65    O sia grazia del Ciel che l’umiltade

d’innocente pastor salvi e sublime,

o che, sì come il folgore non cade

in basso pian ma su l’eccelse cime,

così il furor di peregrine spade

70    sol de’ gran re l’altere teste opprime,

né gli avidi soldati a preda alletta

la nostra povertà vile e negletta.

10

Altrui vile e negletta, a me sì cara

che non bramo tesor né regal verga,

75    né cura o voglia ambiziosa o avara

mai nel tranquillo del mio petto alberga.

Spengo la sete mia ne l’acqua chiara,

che non tem’io che di venen s’asperga,

e questa greggia e l’orticel dispensa

80    cibi non compri a la mia parca mensa».

11

Ché poco è il desiderio, e poco è il nostro

bisogno onde la vita si conservi.

Son figli miei questi ch’addito e mostro,

custodi de la mandra, e non ho servi.

85    Cosí me ’n vivo in solitario chiostro,

saltar veggendo i capri snelli e i cervi,

ed i pesci guizzar di questo fiume

e spiegar gli augelletti al ciel le piume.

12

Tempo già fu, quando più l’uom vaneggia

90    ne l’età prima, ch’ebbi altro desio

e disdegnai di pasturar la greggia;

e fuggii dal paese a me natio,

e vissi in Menfi un tempo, e ne la reggia

fra i ministri del re fui posto anch’io,

95    e benché fossi guardian de gli orti

vidi e conobbi pur l’inique corti.

13

Pur lusingato da speranza ardita

soffrii lunga stagion ciò che più spiace;

ma poi ch’insieme con l’età fiorita

100 mancò la speme e la baldanza audace,

piansi i riposi di quest’umil vita

e sospirai la mia perduta pace,

e dissi: “O corte, a Dio”. Cosí, a gli amici

boschi tornando, ho tratto i dí felici».

 >> pagina 579 

COMPRENSIONE E ANALISI

1 Suddividi il brano in 4 sequenze e assegna un titolo a ciascuna.


2 Fai la parafrasi delle prime due ottave.


3 A chi si rivolge Erminia al v. 57 con l’espressione O padre?
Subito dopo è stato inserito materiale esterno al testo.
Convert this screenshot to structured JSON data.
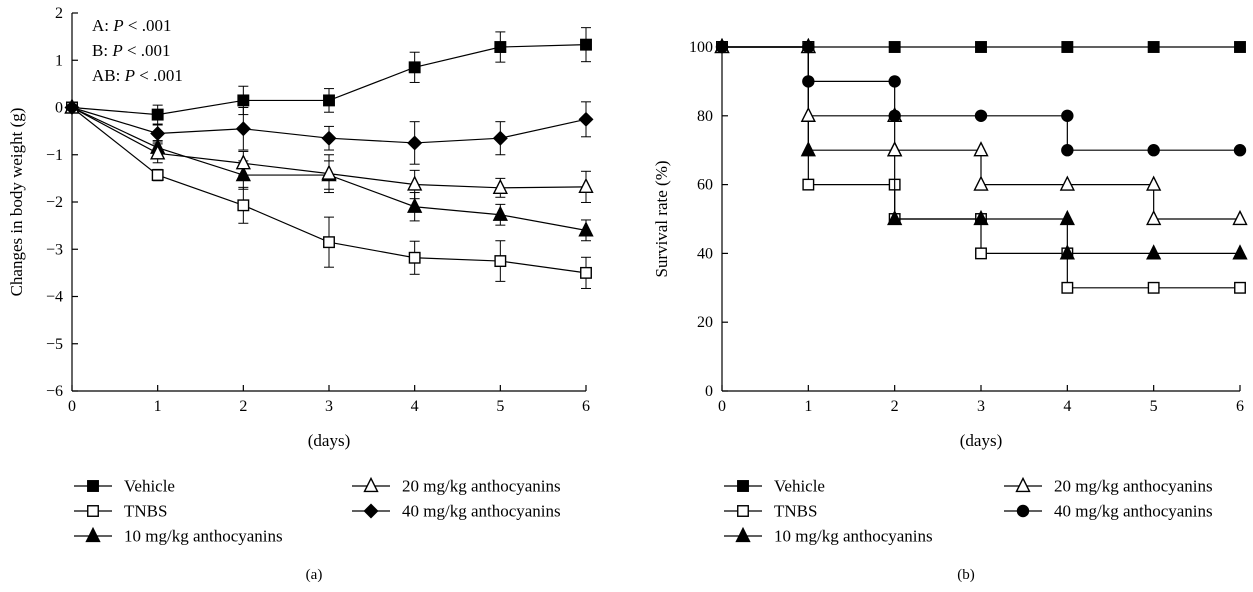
{
  "chart_data": [
    {
      "type": "line",
      "panel_label": "(a)",
      "title": "",
      "xlabel": "(days)",
      "ylabel": "Changes in body weight (g)",
      "xlim": [
        0,
        6
      ],
      "ylim": [
        -6,
        2
      ],
      "x_ticks": [
        0,
        1,
        2,
        3,
        4,
        5,
        6
      ],
      "y_ticks": [
        -6,
        -5,
        -4,
        -3,
        -2,
        -1,
        0,
        1,
        2
      ],
      "grid": false,
      "legend_position": "bottom",
      "annotations": [
        {
          "prefix": "A: ",
          "italic": "P",
          "suffix": " < .001"
        },
        {
          "prefix": "B: ",
          "italic": "P",
          "suffix": " < .001"
        },
        {
          "prefix": "AB: ",
          "italic": "P",
          "suffix": " < .001"
        }
      ],
      "x": [
        0,
        1,
        2,
        3,
        4,
        5,
        6
      ],
      "series": [
        {
          "name": "Vehicle",
          "marker": "square",
          "filled": true,
          "values": [
            0,
            -0.15,
            0.15,
            0.15,
            0.85,
            1.28,
            1.33
          ],
          "errors": [
            0,
            0.2,
            0.3,
            0.25,
            0.32,
            0.32,
            0.36
          ]
        },
        {
          "name": "TNBS",
          "marker": "square",
          "filled": false,
          "values": [
            0,
            -1.43,
            -2.07,
            -2.85,
            -3.18,
            -3.25,
            -3.5
          ],
          "errors": [
            0,
            0.12,
            0.38,
            0.53,
            0.35,
            0.43,
            0.33
          ]
        },
        {
          "name": "10 mg/kg anthocyanins",
          "marker": "triangle",
          "filled": true,
          "values": [
            0,
            -0.85,
            -1.43,
            -1.43,
            -2.1,
            -2.27,
            -2.6
          ],
          "errors": [
            0,
            0.15,
            0.3,
            0.3,
            0.3,
            0.22,
            0.22
          ]
        },
        {
          "name": "20 mg/kg anthocyanins",
          "marker": "triangle",
          "filled": false,
          "values": [
            0,
            -0.97,
            -1.18,
            -1.4,
            -1.63,
            -1.7,
            -1.68
          ],
          "errors": [
            0,
            0.2,
            0.25,
            0.4,
            0.3,
            0.2,
            0.33
          ]
        },
        {
          "name": "40 mg/kg anthocyanins",
          "marker": "diamond",
          "filled": true,
          "values": [
            0,
            -0.55,
            -0.45,
            -0.65,
            -0.75,
            -0.65,
            -0.25
          ],
          "errors": [
            0,
            0.18,
            0.45,
            0.25,
            0.45,
            0.35,
            0.37
          ]
        }
      ]
    },
    {
      "type": "line",
      "panel_label": "(b)",
      "title": "",
      "xlabel": "(days)",
      "ylabel": "Survival rate (%)",
      "xlim": [
        0,
        6
      ],
      "ylim": [
        0,
        100
      ],
      "x_ticks": [
        0,
        1,
        2,
        3,
        4,
        5,
        6
      ],
      "y_ticks": [
        0,
        20,
        40,
        60,
        80,
        100
      ],
      "grid": false,
      "legend_position": "bottom",
      "step": true,
      "x": [
        0,
        1,
        2,
        3,
        4,
        5,
        6
      ],
      "series": [
        {
          "name": "Vehicle",
          "marker": "square",
          "filled": true,
          "values": [
            100,
            100,
            100,
            100,
            100,
            100,
            100
          ]
        },
        {
          "name": "TNBS",
          "marker": "square",
          "filled": false,
          "values": [
            100,
            60,
            50,
            40,
            30,
            30,
            30
          ]
        },
        {
          "name": "10 mg/kg anthocyanins",
          "marker": "triangle",
          "filled": true,
          "values": [
            100,
            70,
            50,
            50,
            40,
            40,
            40
          ]
        },
        {
          "name": "20 mg/kg anthocyanins",
          "marker": "triangle",
          "filled": false,
          "values": [
            100,
            80,
            70,
            60,
            60,
            50,
            50
          ]
        },
        {
          "name": "40 mg/kg anthocyanins",
          "marker": "circle",
          "filled": true,
          "values": [
            100,
            90,
            80,
            80,
            70,
            70,
            70
          ]
        }
      ]
    }
  ]
}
E perché utilizza il vocabolo “padre”?


4 Di che cosa si dice stupita Erminia osservando la condizione dei pastori?


5 Perché i pastori non sono toccati dalla guerra, secondo l’anziano che parla?


6 Che cosa racconta a proposito della corte il vecchio pastore?
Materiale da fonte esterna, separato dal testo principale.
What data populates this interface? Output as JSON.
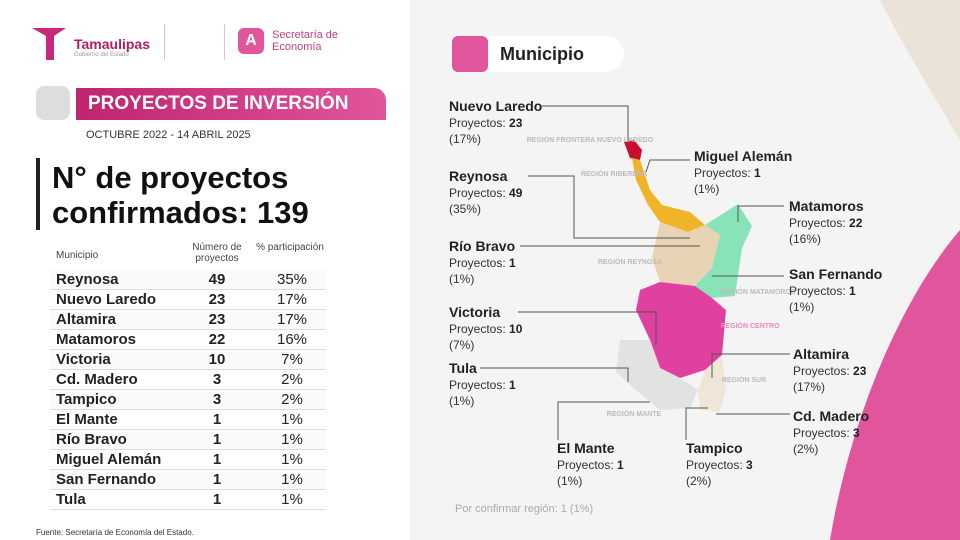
{
  "header": {
    "brand": "Tamaulipas",
    "brand_sub": "Gobierno del Estado",
    "secretaria": "Secretaría de Economía",
    "banner": "PROYECTOS DE INVERSIÓN",
    "period": "OCTUBRE 2022 - 14 ABRIL 2025",
    "headline": "N° de proyectos confirmados:",
    "total": 139
  },
  "table": {
    "columns": [
      "Municipio",
      "Número de proyectos",
      "% participación"
    ],
    "rows": [
      [
        "Reynosa",
        49,
        "35%"
      ],
      [
        "Nuevo Laredo",
        23,
        "17%"
      ],
      [
        "Altamira",
        23,
        "17%"
      ],
      [
        "Matamoros",
        22,
        "16%"
      ],
      [
        "Victoria",
        10,
        "7%"
      ],
      [
        "Cd. Madero",
        3,
        "2%"
      ],
      [
        "Tampico",
        3,
        "2%"
      ],
      [
        "El Mante",
        1,
        "1%"
      ],
      [
        "Río Bravo",
        1,
        "1%"
      ],
      [
        "Miguel Alemán",
        1,
        "1%"
      ],
      [
        "San Fernando",
        1,
        "1%"
      ],
      [
        "Tula",
        1,
        "1%"
      ]
    ]
  },
  "source": "Fuente: Secretaría de Economía del Estado.",
  "map": {
    "title": "Municipio",
    "count_label": "Proyectos:",
    "callouts": [
      {
        "name": "Nuevo Laredo",
        "count": 23,
        "percent": "(17%)"
      },
      {
        "name": "Miguel Alemán",
        "count": 1,
        "percent": "(1%)"
      },
      {
        "name": "Reynosa",
        "count": 49,
        "percent": "(35%)"
      },
      {
        "name": "Matamoros",
        "count": 22,
        "percent": "(16%)"
      },
      {
        "name": "Río Bravo",
        "count": 1,
        "percent": "(1%)"
      },
      {
        "name": "San Fernando",
        "count": 1,
        "percent": "(1%)"
      },
      {
        "name": "Victoria",
        "count": 10,
        "percent": "(7%)"
      },
      {
        "name": "Altamira",
        "count": 23,
        "percent": "(17%)"
      },
      {
        "name": "Tula",
        "count": 1,
        "percent": "(1%)"
      },
      {
        "name": "Cd. Madero",
        "count": 3,
        "percent": "(2%)"
      },
      {
        "name": "El Mante",
        "count": 1,
        "percent": "(1%)"
      },
      {
        "name": "Tampico",
        "count": 3,
        "percent": "(2%)"
      }
    ],
    "regions": [
      "REGIÓN FRONTERA NUEVO LAREDO",
      "REGIÓN RIBEREÑA",
      "REGIÓN REYNOSA",
      "REGIÓN MATAMOROS",
      "REGIÓN CENTRO",
      "REGIÓN MANTE",
      "REGIÓN SUR"
    ],
    "footnote": "Por confirmar región: 1 (1%)"
  }
}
7 Il paesaggio bucolico viene descritto in termini idilliaci: rintraccia nel testo gli elementi figurativi che contribuiscono a definire un tipico locus amoenus.


8 Nel passo sono presenti due similitudini: individuale e spiegane il significato.
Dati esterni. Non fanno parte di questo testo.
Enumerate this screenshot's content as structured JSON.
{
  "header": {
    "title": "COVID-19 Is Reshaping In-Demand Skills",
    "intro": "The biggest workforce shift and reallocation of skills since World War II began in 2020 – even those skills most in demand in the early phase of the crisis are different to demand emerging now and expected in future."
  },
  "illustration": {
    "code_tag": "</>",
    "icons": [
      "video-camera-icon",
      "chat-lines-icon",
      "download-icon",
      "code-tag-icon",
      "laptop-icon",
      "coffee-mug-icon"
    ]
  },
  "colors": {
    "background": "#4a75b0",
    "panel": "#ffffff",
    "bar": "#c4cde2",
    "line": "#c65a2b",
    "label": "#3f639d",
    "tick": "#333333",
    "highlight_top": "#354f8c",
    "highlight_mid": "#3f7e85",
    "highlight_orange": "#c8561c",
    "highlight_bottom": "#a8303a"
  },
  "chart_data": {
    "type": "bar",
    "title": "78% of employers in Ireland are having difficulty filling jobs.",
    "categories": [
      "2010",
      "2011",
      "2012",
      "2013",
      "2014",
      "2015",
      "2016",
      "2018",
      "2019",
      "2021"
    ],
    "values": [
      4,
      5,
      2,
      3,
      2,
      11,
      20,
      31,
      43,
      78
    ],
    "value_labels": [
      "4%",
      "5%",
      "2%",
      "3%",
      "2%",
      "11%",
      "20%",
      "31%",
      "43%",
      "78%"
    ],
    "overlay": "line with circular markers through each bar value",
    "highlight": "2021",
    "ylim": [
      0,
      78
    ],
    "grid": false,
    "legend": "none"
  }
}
9 Nel testo sono presenti alcuni esempi di personificazione: trovali e commentane l’effetto.

INTERPRETAZIONE E COMMENTO

Nelle parole del pastore è presente una rievocazione della sua personale esperienza della corte. Il bilancio è positivo o negativo? In ciò si può accostare il punto di vista del pastore a quello di Tasso? Perché la vita di corte viene qui contrapposta a quella campestre? Partendo da questo brano, ma utilizzando le informazioni in tuo possesso dallo studio della vita dell’autore, illustra il tema del rapporto tra Tasso e il mondo cortigiano in un testo di circa 2 facciate di foglio protocollo.